Проснулся я от странной тяжести. Кто-то или что-то опустилось мне на грудь. Нащупывая оружие, я узнал запах гвоздики и жасмина. Астиза?! Неужели она сменила гнев на милость? Девушка практически оседлала меня, ее соблазнительные упругие бедра сжимали мою грудь, и даже в сонном оцепенении я сразу мысленно воскликнул: «Ага, вот так-то лучше!» Теплое давление ее ног оказало живительное воздействие на все мое тело, и я уже видел, как очаровательно вырисовываются в темноте очертания ее растрепанных волос и изящных изгибов талии. Но тут луна вышла из-за облака, пролив свой серебряный свет в наше зарешеченное окно, и я увидел, что в поднятых руках Астизы сверкает что-то блестящее и острое.

Это был мой томагавк.

Она замахнулась.

Я сжался от ужаса, но уклониться было некуда. Сталь просвистела мимо моего уха, и глухой удар по дереву сменился резким шипением и шуршанием. Нечто живое и теплое шлепнулось мне на голову. Сталь томагавка еще несколько раз просвистела мимо моего уха. Я оставался недвижимым, а что-то шершавое продолжало ползать по моей макушке. Наконец все успокоилось.

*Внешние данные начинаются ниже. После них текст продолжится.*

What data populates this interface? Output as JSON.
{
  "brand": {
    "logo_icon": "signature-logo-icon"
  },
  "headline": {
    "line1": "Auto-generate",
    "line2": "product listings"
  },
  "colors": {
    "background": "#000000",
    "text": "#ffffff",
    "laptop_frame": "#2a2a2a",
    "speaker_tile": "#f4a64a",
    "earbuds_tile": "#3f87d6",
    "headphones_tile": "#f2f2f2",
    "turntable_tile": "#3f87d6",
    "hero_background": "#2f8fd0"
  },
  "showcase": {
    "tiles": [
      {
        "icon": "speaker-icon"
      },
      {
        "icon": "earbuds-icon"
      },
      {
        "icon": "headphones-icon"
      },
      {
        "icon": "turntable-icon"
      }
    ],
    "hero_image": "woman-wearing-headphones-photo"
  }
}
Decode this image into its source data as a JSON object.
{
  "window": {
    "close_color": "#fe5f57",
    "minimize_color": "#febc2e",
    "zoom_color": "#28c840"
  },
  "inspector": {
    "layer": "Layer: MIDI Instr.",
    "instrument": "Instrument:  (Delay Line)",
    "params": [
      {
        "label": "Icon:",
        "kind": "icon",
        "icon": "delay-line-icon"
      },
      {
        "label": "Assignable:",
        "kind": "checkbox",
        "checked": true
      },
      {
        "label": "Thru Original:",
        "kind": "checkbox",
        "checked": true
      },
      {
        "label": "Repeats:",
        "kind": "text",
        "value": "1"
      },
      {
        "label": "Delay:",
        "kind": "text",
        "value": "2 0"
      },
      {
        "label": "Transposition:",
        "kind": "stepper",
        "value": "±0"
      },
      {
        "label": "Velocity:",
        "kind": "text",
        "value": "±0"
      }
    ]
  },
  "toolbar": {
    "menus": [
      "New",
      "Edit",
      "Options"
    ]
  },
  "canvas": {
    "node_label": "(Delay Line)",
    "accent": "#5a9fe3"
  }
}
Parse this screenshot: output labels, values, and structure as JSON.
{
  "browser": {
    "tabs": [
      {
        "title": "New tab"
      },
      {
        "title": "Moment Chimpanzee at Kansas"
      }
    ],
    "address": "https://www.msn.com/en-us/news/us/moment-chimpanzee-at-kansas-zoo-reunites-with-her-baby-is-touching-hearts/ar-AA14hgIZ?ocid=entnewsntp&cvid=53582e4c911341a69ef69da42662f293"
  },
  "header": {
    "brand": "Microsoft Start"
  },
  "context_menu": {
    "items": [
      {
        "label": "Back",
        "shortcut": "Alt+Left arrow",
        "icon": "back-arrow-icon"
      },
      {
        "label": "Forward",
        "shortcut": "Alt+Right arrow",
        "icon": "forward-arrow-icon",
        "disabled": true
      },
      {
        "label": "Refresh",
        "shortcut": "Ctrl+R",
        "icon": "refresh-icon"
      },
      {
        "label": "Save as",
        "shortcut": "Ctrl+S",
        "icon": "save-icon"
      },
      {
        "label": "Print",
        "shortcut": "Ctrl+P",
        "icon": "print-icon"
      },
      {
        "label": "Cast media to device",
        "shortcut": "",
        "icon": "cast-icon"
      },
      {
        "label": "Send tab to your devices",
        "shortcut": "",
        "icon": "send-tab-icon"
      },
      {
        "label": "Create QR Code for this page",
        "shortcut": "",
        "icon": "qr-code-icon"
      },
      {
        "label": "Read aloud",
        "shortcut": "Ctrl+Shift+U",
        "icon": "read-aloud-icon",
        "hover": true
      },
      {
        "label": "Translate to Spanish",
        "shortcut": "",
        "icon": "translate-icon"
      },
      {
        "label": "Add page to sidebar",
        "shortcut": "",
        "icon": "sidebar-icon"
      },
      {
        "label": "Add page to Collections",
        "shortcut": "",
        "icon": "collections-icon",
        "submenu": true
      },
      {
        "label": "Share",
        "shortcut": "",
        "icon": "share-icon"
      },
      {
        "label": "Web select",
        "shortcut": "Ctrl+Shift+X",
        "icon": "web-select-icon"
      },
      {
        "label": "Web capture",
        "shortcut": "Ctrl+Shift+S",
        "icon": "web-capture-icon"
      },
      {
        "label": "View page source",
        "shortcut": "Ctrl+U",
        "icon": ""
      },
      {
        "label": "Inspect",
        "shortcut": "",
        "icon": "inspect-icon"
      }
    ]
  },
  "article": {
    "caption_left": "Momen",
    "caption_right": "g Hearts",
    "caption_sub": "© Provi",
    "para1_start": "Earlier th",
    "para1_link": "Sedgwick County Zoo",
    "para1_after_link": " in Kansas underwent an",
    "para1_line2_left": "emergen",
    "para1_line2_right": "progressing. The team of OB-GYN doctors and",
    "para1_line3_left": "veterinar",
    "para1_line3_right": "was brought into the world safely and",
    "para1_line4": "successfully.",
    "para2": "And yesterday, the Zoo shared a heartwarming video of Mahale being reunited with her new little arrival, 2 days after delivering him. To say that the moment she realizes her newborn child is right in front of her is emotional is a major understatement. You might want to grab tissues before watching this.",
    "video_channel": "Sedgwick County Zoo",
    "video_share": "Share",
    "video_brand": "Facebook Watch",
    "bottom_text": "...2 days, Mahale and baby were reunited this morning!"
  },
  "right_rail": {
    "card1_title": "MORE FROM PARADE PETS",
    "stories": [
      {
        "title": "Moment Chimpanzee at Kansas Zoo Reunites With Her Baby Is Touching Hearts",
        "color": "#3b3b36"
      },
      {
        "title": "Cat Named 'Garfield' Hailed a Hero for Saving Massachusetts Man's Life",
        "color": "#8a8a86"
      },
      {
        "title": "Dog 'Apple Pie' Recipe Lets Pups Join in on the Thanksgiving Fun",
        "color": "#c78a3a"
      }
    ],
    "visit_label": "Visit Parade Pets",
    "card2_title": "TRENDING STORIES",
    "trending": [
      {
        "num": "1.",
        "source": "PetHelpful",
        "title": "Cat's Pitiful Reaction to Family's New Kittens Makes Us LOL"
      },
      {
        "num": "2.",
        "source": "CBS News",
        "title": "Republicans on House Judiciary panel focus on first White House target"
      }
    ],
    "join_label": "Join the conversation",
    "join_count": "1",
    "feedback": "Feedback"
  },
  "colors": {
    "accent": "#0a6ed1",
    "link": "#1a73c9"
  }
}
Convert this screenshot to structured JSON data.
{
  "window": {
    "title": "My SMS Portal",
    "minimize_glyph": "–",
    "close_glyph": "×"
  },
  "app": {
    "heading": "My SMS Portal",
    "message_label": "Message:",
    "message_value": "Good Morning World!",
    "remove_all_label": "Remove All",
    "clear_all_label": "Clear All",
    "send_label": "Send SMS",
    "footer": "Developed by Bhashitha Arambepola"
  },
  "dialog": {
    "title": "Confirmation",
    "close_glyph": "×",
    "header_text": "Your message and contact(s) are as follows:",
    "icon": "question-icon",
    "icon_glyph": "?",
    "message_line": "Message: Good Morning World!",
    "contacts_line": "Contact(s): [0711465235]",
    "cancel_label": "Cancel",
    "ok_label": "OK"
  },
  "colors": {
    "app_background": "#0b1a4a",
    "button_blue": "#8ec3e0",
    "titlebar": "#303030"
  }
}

— Змея, — прошептала она и, глянув на окно, добавила: — Бедуин.

Она слезла с меня, и я неуверенно встал на ноги. Гадюка была разрублена на части, я заметил, что капли ее крови забрызгали мою подушку.

— Кто-то принес ее сюда?

— Бросил в окно. Я слышала, что он улепетывал, как трусливый заяц, побоявшись встретиться с нами лицом к лицу. Вы бы лучше дали ружье, чтобы я могла защитить вас.

— Защитить? От чего?

— Вы ничего не понимаете, американец. Почему вами заинтересовался Ахмед бин Садр?

— Бин Садр?! — Тот самый араб с мешком отрезанных ушей и рук, чей голос, каким бы абсурдным это ни казалось, напомнил мне парижского фонарщика. — С чего бы вдруг ему мной интересоваться?

— Все в Александрии знают, что он стал вашим врагом. А такого врага я никому бы не пожелала. Он скитается повсюду со своей бандой убийц и поклоняется Апопу.

— Какому еще, черт побери, Апопу?

— Божественному змею подземного мира, каждую ночь он побеждает солнечного бога Ра и правит миром до рассвета. У него есть множество мелких помощников типа демона Рас аль-Гуля.

Клянусь вставными челюстями Вашингтона, это какой-то языческий бред. Неужели я обзавелся душевнобольной служанкой?

— Похоже, у вашего солнечного бога дьявольски беспокойная жизнь, — неуверенно съязвил я. — Почему же он просто не разрубит его на части, как только что сделала ты, чтобы покончить с ним навсегда?

— Апопа можно победить, но нельзя уничтожить. Так уж устроен мир. Извечно в нем существуют нерушимые пары: вода и суша, земля и небо, добро и зло, жизнь и смерть.

Я отбросил подальше разрубленную змею.

— Значит, я мог стать жертвой своеобразного змеиного культа?

Она отрицательно покачала головой.

— Как вы умудрились так быстро навлечь на свою голову большие неприятности?

— Но я ничего не сделал бин Садру. Он же наш союзник!

— Если он и помогает вам, то ради собственной выгоды. Видимо, у вас есть нечто нужное ему.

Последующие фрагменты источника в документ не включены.